Un nez, deux yeux, un cerveau…

Un peu fatiguée ce matin en partant à pied pour mon atelier de travail, j’ai pris gaiement un chemin que j’aime bien car je traverse un petit parc avec vue sur l’Ardèche tout en profitant du plaisir de la nature environnante. En arrivant vers un carrefour, j’ai senti des odeurs désagréables de poubelles et quand j’ai débouché sur la rue, mon sens olfactif particulièrement sensible s’est affolé, attisé également par ma rétine fixant le camion-poubelle. Il n’a pas fallu plus d’une seconde à mon esprit pour évaluer l’inconfort produit et le fait que je n’allais pas pouvoir le dépasser et que ces multiples arrêts nous garderaient à proximité quasiment jusqu’au point d’arrivée, que j’avais déjà fait demi-tour. Stratégie d’évitement ! Facile, confort quasi immédiat, juste le temps de faire quelques pas pour que l’odeur disparaisse.

C’est là que j’ai pris conscience que je n’avais pas vraiment choisi, que je m’étais laissée mener par mon cerveau très pragmatique et faut bien l’avouer, très efficace !

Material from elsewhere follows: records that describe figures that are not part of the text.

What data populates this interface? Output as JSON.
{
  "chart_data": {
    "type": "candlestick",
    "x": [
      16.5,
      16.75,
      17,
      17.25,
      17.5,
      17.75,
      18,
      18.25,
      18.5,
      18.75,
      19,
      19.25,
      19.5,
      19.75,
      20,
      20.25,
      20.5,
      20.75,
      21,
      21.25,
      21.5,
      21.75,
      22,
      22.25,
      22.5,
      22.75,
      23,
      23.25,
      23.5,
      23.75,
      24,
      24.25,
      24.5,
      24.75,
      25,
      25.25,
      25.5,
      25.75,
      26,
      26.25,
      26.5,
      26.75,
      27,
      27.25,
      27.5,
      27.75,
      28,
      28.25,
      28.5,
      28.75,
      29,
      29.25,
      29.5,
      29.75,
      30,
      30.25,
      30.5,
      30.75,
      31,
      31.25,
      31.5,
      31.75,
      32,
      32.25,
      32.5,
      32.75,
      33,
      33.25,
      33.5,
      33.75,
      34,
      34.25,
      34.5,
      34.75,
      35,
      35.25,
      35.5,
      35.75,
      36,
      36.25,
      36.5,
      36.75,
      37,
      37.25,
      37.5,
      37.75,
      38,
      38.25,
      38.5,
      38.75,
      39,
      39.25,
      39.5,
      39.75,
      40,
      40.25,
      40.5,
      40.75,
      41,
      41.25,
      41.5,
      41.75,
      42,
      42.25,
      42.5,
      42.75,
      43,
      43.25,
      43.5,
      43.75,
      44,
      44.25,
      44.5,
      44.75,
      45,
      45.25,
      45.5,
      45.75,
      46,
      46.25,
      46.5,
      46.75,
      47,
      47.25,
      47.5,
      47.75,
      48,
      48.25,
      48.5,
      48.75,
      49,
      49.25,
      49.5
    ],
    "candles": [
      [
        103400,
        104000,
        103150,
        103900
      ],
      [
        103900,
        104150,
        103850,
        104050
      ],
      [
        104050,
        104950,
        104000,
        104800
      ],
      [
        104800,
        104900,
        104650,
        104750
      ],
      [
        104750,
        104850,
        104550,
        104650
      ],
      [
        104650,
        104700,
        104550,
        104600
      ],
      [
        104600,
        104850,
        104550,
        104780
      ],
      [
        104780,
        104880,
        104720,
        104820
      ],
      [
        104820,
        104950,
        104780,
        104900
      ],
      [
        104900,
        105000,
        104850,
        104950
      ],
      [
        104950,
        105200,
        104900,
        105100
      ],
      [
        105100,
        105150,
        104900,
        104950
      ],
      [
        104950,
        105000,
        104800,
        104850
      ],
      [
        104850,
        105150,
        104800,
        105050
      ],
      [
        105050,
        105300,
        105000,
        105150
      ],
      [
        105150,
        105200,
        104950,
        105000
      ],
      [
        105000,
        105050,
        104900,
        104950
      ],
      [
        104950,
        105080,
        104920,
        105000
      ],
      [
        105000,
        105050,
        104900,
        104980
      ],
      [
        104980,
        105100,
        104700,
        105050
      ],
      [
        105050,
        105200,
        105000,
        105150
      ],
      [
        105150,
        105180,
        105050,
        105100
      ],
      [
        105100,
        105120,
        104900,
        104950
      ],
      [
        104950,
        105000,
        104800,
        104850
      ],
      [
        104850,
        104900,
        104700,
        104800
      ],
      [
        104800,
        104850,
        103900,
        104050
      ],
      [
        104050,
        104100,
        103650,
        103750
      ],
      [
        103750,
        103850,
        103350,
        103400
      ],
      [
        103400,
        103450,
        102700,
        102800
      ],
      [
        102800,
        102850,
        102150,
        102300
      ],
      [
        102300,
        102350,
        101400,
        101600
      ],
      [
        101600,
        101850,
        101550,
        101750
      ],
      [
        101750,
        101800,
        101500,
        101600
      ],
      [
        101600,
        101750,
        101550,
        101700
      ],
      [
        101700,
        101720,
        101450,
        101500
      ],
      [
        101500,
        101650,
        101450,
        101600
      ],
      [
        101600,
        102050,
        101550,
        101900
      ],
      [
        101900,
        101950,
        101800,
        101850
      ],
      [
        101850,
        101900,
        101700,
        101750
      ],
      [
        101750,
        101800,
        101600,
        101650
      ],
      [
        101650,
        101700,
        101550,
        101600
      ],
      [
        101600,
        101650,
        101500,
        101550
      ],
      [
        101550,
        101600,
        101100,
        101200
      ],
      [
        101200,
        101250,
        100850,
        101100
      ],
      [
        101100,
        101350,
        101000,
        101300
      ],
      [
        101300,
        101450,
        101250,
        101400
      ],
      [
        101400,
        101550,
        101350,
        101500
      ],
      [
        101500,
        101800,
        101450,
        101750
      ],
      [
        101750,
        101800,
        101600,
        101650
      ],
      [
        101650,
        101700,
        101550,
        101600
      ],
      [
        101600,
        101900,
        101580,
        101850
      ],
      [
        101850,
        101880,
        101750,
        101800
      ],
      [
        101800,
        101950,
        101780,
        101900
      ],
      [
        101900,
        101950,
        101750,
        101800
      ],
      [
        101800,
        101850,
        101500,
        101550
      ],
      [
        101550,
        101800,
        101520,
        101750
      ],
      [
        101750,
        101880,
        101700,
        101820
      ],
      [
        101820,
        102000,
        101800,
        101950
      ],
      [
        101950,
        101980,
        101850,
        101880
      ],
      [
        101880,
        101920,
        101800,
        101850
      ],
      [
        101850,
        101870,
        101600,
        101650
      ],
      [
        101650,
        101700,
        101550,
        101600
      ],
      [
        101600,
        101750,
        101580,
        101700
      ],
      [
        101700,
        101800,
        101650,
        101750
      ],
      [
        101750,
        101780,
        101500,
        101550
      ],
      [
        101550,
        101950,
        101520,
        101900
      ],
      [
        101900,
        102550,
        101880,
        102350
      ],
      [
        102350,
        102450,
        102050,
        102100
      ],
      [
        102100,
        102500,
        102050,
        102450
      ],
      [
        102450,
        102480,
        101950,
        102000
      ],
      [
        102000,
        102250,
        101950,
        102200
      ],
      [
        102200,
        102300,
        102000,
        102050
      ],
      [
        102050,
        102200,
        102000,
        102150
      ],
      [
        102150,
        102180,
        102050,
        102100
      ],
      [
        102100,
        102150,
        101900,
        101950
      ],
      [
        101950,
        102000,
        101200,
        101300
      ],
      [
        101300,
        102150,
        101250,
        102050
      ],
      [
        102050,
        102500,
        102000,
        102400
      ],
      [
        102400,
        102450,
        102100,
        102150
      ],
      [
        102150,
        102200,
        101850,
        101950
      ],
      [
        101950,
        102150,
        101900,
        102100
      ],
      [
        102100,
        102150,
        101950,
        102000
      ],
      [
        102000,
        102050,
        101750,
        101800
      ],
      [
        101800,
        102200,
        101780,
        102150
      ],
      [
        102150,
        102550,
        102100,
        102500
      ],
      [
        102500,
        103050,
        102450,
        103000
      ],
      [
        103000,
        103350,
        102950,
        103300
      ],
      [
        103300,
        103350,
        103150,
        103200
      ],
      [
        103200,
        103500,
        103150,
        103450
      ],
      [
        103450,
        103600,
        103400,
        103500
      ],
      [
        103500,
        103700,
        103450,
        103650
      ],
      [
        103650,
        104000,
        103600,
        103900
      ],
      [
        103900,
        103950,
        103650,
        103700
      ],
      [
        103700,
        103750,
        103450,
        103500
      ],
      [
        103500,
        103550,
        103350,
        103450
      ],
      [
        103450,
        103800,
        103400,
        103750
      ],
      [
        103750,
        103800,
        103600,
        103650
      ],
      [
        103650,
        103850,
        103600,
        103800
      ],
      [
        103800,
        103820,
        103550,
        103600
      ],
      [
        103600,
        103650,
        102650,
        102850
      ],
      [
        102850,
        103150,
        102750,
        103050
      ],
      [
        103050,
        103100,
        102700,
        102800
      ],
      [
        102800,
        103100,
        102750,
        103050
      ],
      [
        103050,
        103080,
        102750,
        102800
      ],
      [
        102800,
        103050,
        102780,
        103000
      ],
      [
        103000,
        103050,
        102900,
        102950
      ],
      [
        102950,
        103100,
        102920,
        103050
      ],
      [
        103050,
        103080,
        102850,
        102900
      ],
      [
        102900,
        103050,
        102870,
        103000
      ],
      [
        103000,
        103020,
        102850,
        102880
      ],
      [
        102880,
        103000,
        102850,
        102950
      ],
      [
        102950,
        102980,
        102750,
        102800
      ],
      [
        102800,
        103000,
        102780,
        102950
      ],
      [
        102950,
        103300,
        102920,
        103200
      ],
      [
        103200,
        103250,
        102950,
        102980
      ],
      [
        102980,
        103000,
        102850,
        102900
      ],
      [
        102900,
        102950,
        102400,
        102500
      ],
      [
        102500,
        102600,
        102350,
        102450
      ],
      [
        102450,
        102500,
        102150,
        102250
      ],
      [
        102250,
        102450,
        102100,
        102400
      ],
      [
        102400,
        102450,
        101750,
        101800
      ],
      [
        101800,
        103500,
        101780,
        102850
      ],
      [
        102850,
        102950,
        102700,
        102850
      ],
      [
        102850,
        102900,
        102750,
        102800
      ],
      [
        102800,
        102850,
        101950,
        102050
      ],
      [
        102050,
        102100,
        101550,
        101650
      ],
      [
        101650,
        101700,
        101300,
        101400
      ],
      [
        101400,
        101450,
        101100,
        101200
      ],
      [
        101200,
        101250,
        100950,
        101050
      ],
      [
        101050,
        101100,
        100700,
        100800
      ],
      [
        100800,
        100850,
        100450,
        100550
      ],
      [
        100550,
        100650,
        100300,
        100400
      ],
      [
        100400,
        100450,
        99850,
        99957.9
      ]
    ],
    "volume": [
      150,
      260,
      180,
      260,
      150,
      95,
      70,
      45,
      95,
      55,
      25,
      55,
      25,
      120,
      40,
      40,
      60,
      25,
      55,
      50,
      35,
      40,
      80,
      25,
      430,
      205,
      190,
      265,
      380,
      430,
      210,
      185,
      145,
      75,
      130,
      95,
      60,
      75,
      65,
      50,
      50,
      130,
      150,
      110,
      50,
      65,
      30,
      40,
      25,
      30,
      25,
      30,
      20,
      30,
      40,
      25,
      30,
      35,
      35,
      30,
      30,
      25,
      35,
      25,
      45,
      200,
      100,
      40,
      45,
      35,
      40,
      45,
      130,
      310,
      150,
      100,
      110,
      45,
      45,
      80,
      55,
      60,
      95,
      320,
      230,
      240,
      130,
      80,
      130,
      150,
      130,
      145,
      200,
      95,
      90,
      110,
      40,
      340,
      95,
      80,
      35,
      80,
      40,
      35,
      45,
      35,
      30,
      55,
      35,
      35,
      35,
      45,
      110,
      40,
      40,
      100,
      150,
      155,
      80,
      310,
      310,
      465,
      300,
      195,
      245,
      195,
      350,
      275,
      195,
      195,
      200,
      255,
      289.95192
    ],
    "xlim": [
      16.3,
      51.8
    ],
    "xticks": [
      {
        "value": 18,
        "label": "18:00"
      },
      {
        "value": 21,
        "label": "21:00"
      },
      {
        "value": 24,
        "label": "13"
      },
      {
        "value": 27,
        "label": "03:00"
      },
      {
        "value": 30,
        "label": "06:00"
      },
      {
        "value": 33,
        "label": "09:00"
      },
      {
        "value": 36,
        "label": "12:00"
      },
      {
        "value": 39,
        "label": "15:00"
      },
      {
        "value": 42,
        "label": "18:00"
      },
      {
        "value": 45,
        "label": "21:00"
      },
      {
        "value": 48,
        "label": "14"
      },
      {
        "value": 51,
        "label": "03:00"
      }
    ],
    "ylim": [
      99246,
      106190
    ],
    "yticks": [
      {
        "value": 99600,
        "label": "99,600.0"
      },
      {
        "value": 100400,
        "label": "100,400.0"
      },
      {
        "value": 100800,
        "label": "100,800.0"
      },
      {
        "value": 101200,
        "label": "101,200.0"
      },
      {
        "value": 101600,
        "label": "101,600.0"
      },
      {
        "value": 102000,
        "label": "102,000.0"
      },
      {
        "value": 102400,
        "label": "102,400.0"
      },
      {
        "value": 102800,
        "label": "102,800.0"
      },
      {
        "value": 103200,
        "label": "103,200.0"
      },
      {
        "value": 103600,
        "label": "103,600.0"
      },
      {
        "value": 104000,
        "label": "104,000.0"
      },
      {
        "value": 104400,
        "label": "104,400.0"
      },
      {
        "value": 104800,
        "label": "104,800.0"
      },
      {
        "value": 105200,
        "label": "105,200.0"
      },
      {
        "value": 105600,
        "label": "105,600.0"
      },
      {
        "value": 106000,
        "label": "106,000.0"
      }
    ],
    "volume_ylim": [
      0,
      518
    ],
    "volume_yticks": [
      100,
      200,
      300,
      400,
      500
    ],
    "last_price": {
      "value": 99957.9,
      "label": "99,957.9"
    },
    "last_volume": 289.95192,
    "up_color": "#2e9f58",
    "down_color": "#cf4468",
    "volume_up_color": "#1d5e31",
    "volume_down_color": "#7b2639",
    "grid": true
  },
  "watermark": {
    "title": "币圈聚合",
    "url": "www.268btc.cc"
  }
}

Alors je me suis posée la question, ne vaudrait-il pas mieux que je choisisse de reprendre mon 1er trajet pour tester mes limites et continuer à apprendre de mes observations en situation d’inconfort ? Cela serait très intéressant, j’en suis certaine. J’ai finalement décidé de continuer sur la voie facile, mais c’était mon choix du jour. 

Un autre jour, d’autres circonstances, auraient peut-être produit un choix différent. Il n’y a pas de bon ou mauvais choix.

S’observer, comprendre ses comportements, ses émotions, ses stratégies de coping… une clé importante pour s’accepter, s’aimer et mieux s’auto-réguler.